The ranch road we were following had washed out over the years going down into a wide ravine. There were three sets of tracks in and out of the ravine, created while trying to avoid high centering the feed truck in the deepening ruts. As we trotted up to the gulley, our horses suddenly got humpy and two started jumping sideways. One rider began frantically hauling on the reins trying to get his horse’s head up. Another cowboy grabbed for the saddle horn as his trusty steed hunkered, spun a hundred-eighty degrees with all four feet off the ground and launched for headquarters. Cowboys and horses were scattering like quail and nobody knew why.
Then someone spotted the snake.
After some consternation, cussing and cajoling, all the horses with riders mostly attached were nervously gathered some distance from the source of the trouble. Pat handed his reins to the nearest neighbor and unlashed his lariat from the saddle. Snugging the loop into a hard knot half the size of a man’s hand, Pat cautiously approached the snake. The rattlesnake decided this looked like trouble, so he began rapidly slithering down one of the tire ruts toward the bottom of the gulch.

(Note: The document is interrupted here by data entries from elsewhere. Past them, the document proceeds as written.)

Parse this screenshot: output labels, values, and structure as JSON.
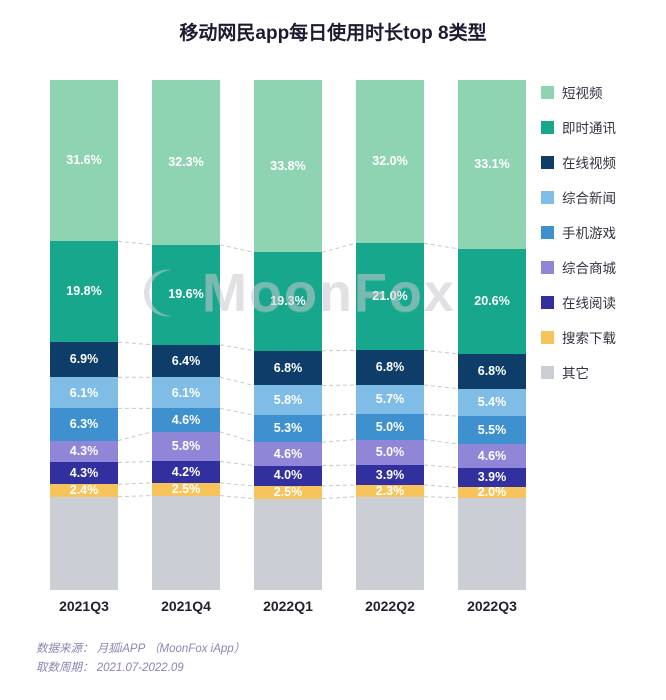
{
  "title": "移动网民app每日使用时长top 8类型",
  "watermark": "MoonFox",
  "footer": {
    "source": "数据来源： 月狐iAPP （MoonFox iApp）",
    "period": "取数周期： 2021.07-2022.09"
  },
  "chart_data": {
    "type": "bar",
    "subtype": "stacked-percentage",
    "stack_total": 100,
    "value_suffix": "%",
    "legend_position": "right",
    "categories": [
      "2021Q3",
      "2021Q4",
      "2022Q1",
      "2022Q2",
      "2022Q3"
    ],
    "series": [
      {
        "name": "短视频",
        "color": "#8ed3b2",
        "labeled": true,
        "values": [
          31.6,
          32.3,
          33.8,
          32.0,
          33.1
        ]
      },
      {
        "name": "即时通讯",
        "color": "#17a78c",
        "labeled": true,
        "values": [
          19.8,
          19.6,
          19.3,
          21.0,
          20.6
        ]
      },
      {
        "name": "在线视频",
        "color": "#0d3d68",
        "labeled": true,
        "values": [
          6.9,
          6.4,
          6.8,
          6.8,
          6.8
        ]
      },
      {
        "name": "综合新闻",
        "color": "#7fbce6",
        "labeled": true,
        "values": [
          6.1,
          6.1,
          5.8,
          5.7,
          5.4
        ]
      },
      {
        "name": "手机游戏",
        "color": "#3f90ce",
        "labeled": true,
        "values": [
          6.3,
          4.6,
          5.3,
          5.0,
          5.5
        ]
      },
      {
        "name": "综合商城",
        "color": "#8f86d8",
        "labeled": true,
        "values": [
          4.3,
          5.8,
          4.6,
          5.0,
          4.6
        ]
      },
      {
        "name": "在线阅读",
        "color": "#322f9e",
        "labeled": true,
        "values": [
          4.3,
          4.2,
          4.0,
          3.9,
          3.9
        ]
      },
      {
        "name": "搜索下载",
        "color": "#f6c45a",
        "labeled": true,
        "values": [
          2.4,
          2.5,
          2.5,
          2.3,
          2.0
        ]
      },
      {
        "name": "其它",
        "color": "#cbced4",
        "labeled": false,
        "values": [
          18.3,
          18.5,
          17.9,
          18.3,
          18.1
        ]
      }
    ]
  }
}
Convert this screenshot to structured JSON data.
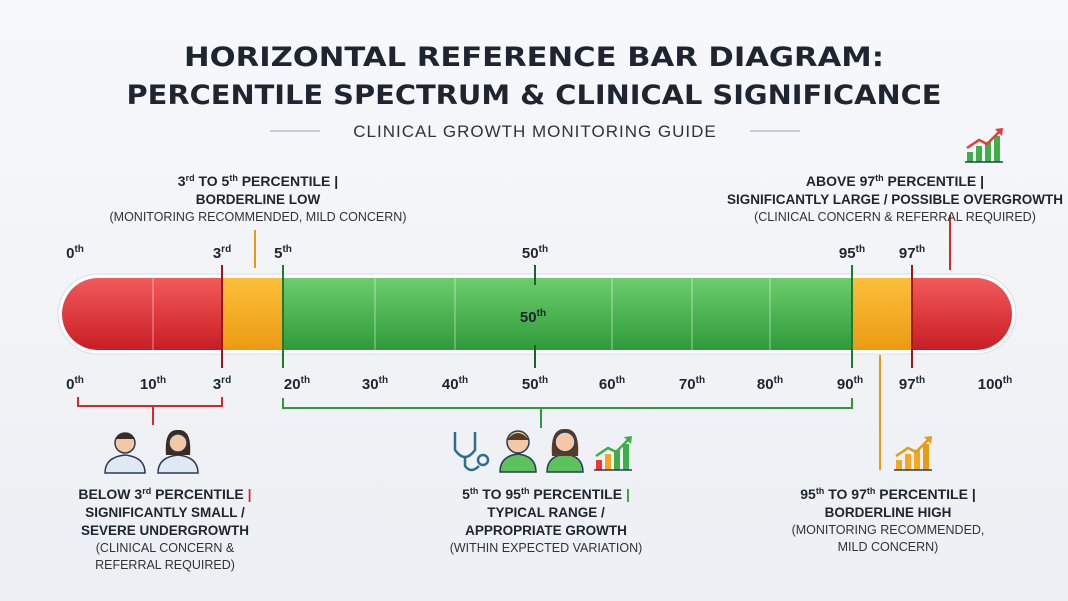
{
  "title": {
    "lines": [
      "HORIZONTAL REFERENCE BAR DIAGRAM:",
      "PERCENTILE SPECTRUM & CLINICAL SIGNIFICANCE"
    ],
    "subtitle": "CLINICAL GROWTH MONITORING GUIDE"
  },
  "top_ticks": [
    {
      "num": "0",
      "sup": "th"
    },
    {
      "num": "3",
      "sup": "rd"
    },
    {
      "num": "5",
      "sup": "th"
    },
    {
      "num": "50",
      "sup": "th"
    },
    {
      "num": "95",
      "sup": "th"
    },
    {
      "num": "97",
      "sup": "th"
    }
  ],
  "bottom_ticks": [
    {
      "num": "0",
      "sup": "th"
    },
    {
      "num": "10",
      "sup": "th"
    },
    {
      "num": "3",
      "sup": "rd"
    },
    {
      "num": "20",
      "sup": "th"
    },
    {
      "num": "30",
      "sup": "th"
    },
    {
      "num": "40",
      "sup": "th"
    },
    {
      "num": "50",
      "sup": "th"
    },
    {
      "num": "60",
      "sup": "th"
    },
    {
      "num": "70",
      "sup": "th"
    },
    {
      "num": "80",
      "sup": "th"
    },
    {
      "num": "90",
      "sup": "th"
    },
    {
      "num": "97",
      "sup": "th"
    },
    {
      "num": "100",
      "sup": "th"
    }
  ],
  "bar_label": {
    "num": "50",
    "sup": "th"
  },
  "callouts": [
    {
      "heading": [
        {
          "text": "3"
        },
        {
          "text": "rd",
          "sup": true
        },
        {
          "text": " TO 5"
        },
        {
          "text": "th",
          "sup": true
        },
        {
          "text": " PERCENTILE "
        },
        {
          "text": "|"
        }
      ],
      "lines": [
        "BORDERLINE LOW"
      ],
      "notes": [
        "(MONITORING RECOMMENDED, MILD CONCERN)"
      ]
    },
    {
      "heading": [
        {
          "text": "ABOVE 97"
        },
        {
          "text": "th",
          "sup": true
        },
        {
          "text": " PERCENTILE "
        },
        {
          "text": "|"
        }
      ],
      "lines": [
        "SIGNIFICANTLY LARGE / POSSIBLE OVERGROWTH"
      ],
      "notes": [
        "(CLINICAL CONCERN & REFERRAL REQUIRED)"
      ]
    },
    {
      "heading": [
        {
          "text": "BELOW 3"
        },
        {
          "text": "rd",
          "sup": true
        },
        {
          "text": " PERCENTILE "
        },
        {
          "text": "|"
        }
      ],
      "lines": [
        "SIGNIFICANTLY SMALL /",
        "SEVERE UNDERGROWTH"
      ],
      "notes": [
        "(CLINICAL CONCERN &",
        "REFERRAL REQUIRED)"
      ]
    },
    {
      "heading": [
        {
          "text": "5"
        },
        {
          "text": "th",
          "sup": true
        },
        {
          "text": " TO 95"
        },
        {
          "text": "th",
          "sup": true
        },
        {
          "text": " PERCENTILE "
        },
        {
          "text": "|"
        }
      ],
      "lines": [
        "TYPICAL RANGE /",
        "APPROPRIATE GROWTH"
      ],
      "notes": [
        "(WITHIN EXPECTED VARIATION)"
      ]
    },
    {
      "heading": [
        {
          "text": "95"
        },
        {
          "text": "th",
          "sup": true
        },
        {
          "text": " TO 97"
        },
        {
          "text": "th",
          "sup": true
        },
        {
          "text": " PERCENTILE "
        },
        {
          "text": "|"
        }
      ],
      "lines": [
        "BORDERLINE HIGH"
      ],
      "notes": [
        "(MONITORING RECOMMENDED,",
        "MILD CONCERN)"
      ]
    }
  ]
}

With the snake concentrating on getting away, Pat quickly edged up behind the reptile and popped him on the head with the knot of the lariat. That slowed the rattlesnake down so Pat could dispatch him with a few more whacks of the knot. Nudging the snake with his boot, Pat was satisfied the critter was dead. So, he grabbed the snake by the rattles and flung him toward the fenceline away from our path of travel.
Tying his string back on the saddle, Pat climb aboard his horse, and we gingerly eased our nervous steeds toward the ravine. That’s when Odie grabbed the snake by the tail, trotted toward us and began swinging the dead reptile in circles! The rodeo started all over again in earnest.
Best I can remember in the heat of battle, Pat was yelling, “Odie, no! Odie, no!” while Odie swung the snake in an ever-widening arc. The rest of us were just trying to keep one leg on each side of our horses and get away from Odie and the snake. The problem was that neither horses nor riders were sure which direction qualified as “away.” I can tell you there were plenty of wall-eyed looks – and that was just the riders.
Eventually, Pat convinced Odie to drop the snake, and we cautiously moved into the gully. Odie was so proud of himself he couldn’t understand why everyone was upset with him. You could just see the cartoon question mark above that dog’s head with the caption, “What’s wrong? Didn’t I do good killing that snake?”